Mi sa che mi sono dimenticato qualcosa, ma se non volevo fare un elenco da Pagine Gialle dovevo, a malincuore, saltare dei dischi che avrebbero meritato questa lista di fine anno. La seconda parte è più breve della prima perché avrebbe dovuto contenere molti dei titoli che sono già apparsi nella Top Ten. E mancano ristampe, cofanetti e live (qualcuno ha detto Led Zeppelin!).

E se vi sembrano “troppi” perché non si fanno più i grandi dischi di una volta, questo lo diceva anche mia mamma, ma bisogna sapersi accontentare e in questa annata è stato un bel “accontentarsi”!
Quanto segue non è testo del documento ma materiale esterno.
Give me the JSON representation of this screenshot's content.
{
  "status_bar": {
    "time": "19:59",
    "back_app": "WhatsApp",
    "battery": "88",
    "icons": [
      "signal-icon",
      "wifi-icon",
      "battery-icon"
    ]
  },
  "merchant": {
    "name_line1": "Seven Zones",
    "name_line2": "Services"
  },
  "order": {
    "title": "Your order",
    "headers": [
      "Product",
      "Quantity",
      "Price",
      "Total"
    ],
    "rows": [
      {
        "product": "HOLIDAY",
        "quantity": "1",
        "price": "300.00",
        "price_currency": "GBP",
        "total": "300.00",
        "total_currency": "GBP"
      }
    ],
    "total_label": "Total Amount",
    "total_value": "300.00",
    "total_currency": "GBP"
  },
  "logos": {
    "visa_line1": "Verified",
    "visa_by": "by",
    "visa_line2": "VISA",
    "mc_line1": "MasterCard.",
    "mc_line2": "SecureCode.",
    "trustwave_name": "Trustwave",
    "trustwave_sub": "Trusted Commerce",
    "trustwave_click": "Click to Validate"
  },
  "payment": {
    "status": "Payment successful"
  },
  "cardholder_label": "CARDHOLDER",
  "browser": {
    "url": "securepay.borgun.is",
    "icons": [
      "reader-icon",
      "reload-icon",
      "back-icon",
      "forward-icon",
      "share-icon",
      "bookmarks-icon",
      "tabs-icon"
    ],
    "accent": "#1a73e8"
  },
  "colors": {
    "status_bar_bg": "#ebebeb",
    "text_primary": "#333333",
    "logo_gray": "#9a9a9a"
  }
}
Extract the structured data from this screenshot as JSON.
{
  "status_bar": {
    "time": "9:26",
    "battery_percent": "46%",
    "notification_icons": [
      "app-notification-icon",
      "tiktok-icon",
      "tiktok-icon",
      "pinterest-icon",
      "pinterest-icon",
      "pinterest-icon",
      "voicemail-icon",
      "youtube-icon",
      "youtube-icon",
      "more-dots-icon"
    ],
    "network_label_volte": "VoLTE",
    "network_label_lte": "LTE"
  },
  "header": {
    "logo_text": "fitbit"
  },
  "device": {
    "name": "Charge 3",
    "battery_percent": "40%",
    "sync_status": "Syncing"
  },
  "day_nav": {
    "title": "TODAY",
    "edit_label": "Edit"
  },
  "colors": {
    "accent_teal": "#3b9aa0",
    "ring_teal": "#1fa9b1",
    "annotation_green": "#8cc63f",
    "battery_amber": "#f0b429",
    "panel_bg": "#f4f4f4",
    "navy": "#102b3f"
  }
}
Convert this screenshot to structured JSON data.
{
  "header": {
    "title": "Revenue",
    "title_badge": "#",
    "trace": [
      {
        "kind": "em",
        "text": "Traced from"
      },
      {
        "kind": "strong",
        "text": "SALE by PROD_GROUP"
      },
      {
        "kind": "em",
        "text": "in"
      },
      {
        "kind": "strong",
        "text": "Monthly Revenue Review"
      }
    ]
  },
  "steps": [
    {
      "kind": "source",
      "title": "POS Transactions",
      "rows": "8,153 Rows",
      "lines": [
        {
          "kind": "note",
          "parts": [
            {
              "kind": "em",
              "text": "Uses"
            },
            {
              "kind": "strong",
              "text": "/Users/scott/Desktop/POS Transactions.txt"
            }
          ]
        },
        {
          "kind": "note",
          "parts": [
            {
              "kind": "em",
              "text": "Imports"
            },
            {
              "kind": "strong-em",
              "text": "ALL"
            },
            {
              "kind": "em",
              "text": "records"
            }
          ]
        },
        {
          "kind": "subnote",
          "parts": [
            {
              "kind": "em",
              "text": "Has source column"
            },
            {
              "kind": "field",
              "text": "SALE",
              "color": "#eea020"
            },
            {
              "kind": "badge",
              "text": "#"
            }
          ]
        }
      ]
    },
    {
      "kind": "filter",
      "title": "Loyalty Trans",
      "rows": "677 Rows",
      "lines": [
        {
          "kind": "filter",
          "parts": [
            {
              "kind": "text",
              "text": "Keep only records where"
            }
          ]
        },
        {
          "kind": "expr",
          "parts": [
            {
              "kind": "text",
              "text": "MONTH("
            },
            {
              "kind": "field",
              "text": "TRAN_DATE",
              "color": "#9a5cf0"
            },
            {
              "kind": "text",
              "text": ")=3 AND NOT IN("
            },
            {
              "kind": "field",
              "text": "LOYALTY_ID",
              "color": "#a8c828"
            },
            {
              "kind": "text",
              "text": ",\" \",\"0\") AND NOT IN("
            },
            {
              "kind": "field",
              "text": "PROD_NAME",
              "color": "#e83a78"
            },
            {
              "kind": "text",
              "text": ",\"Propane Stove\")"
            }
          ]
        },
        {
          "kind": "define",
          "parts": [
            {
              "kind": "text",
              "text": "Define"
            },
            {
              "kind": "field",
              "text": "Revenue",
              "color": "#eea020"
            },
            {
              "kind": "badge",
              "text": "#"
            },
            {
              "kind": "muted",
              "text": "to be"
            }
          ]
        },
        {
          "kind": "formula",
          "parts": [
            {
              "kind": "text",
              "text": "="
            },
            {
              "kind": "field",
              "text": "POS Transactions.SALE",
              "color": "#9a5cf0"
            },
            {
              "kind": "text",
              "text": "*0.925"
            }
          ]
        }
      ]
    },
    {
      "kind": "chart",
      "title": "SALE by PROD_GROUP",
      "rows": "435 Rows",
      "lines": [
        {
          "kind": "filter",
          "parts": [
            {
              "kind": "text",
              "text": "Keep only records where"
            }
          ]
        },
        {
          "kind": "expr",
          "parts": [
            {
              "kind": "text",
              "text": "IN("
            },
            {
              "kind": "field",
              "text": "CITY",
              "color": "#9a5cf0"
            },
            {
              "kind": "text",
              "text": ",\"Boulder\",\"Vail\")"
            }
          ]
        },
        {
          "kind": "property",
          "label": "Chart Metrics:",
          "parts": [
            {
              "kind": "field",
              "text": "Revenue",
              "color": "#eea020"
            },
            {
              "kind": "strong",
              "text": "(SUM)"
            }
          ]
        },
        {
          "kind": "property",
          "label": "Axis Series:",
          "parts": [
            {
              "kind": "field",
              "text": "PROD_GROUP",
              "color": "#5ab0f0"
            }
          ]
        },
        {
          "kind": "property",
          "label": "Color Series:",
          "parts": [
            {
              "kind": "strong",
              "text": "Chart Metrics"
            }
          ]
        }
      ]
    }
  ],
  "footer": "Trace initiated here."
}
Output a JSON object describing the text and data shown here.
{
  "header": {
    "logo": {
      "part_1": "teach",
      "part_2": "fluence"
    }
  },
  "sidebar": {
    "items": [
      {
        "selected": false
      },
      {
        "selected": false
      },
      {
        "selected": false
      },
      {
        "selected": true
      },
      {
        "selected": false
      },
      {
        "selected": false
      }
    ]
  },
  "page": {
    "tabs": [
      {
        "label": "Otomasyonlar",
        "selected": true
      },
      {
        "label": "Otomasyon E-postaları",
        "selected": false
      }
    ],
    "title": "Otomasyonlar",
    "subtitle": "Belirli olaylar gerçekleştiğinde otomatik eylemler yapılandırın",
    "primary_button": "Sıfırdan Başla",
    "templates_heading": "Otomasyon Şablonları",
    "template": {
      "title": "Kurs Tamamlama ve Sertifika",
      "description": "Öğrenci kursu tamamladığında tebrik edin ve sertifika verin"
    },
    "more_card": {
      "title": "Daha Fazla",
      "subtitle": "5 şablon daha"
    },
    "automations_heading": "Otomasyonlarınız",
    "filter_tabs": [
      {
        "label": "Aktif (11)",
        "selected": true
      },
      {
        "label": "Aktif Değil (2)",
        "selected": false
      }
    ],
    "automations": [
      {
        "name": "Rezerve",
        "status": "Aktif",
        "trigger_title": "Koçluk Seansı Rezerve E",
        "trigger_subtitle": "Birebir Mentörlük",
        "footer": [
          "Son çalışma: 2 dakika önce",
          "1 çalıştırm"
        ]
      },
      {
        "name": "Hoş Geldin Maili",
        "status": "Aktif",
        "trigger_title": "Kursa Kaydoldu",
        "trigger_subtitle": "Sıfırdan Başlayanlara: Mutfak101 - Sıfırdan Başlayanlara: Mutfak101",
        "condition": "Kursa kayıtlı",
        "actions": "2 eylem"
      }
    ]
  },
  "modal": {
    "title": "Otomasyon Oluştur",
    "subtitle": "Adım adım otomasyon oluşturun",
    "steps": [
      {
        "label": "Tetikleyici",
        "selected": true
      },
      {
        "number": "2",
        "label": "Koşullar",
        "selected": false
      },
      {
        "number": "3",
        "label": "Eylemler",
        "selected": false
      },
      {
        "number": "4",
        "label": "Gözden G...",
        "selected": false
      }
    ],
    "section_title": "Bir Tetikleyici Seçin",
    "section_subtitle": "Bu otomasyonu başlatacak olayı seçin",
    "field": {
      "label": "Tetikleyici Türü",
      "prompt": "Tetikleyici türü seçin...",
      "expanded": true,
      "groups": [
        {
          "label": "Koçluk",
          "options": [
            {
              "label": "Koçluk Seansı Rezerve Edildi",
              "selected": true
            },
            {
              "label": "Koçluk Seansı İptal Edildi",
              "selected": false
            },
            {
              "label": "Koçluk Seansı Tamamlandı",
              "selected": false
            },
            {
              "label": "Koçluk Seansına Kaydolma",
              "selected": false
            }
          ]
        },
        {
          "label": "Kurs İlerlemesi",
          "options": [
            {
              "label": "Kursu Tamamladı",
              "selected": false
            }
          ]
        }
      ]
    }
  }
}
Comunque per oggi per può bastare.

Bruno Conti

And So This Is Christmas…I Migliori Del 2012: Le Tante “Alternative” Parte I

Per iniziare, come doveroso, essendo il giorno di Natale, il brano di John Lennon, quello originale, non una delle tante terribili copie e cover che stanno impazzando sulla televisione e nella pubblicità. Poi, come promesso (o minacciato) “The Best Of The Rest”, ovvero tutti (beh non proprio tutti, tanti) i dischi interessanti di questo 2012, secondo il parere di chi scrive ovviamente. Sono in ordine cronologico di uscita (più o meno) da Gennaio a oggi e corredati, di tanto in tanto, dai video di alcune delle più belle canzoni di questo anno che si avvicina alla conclusione. Mancano all’appello le migliori ristampe, cofanetti e dischi dal vivo a cui dedicherò un Post apposito. E probabilmente ci sarà spazio ancora per i risultati di alcune riviste musicali e per altri addetti ai lavori (se avranno voglia). Naturalmente queste “classifiche” sono anche una ulteriore occasione per ricordare e consigliare della buona musica, spero! Partiamo con la prima parte, ebbene sì vi terro compagnia anche a Santo Stefano, a dimostrazione che di dischi belli, nonostante quello che dicono i pessimisti, ne sono usciti veramente molti, e ne ho dovuti “scartare” molti se no la lista si faceva chilometrica (ogni volta che ne saltavo uno, una stilettata, questo no! AaaaH!)…però potete sempre andare a rileggerveli sul Blog, i Post sono tutti lì…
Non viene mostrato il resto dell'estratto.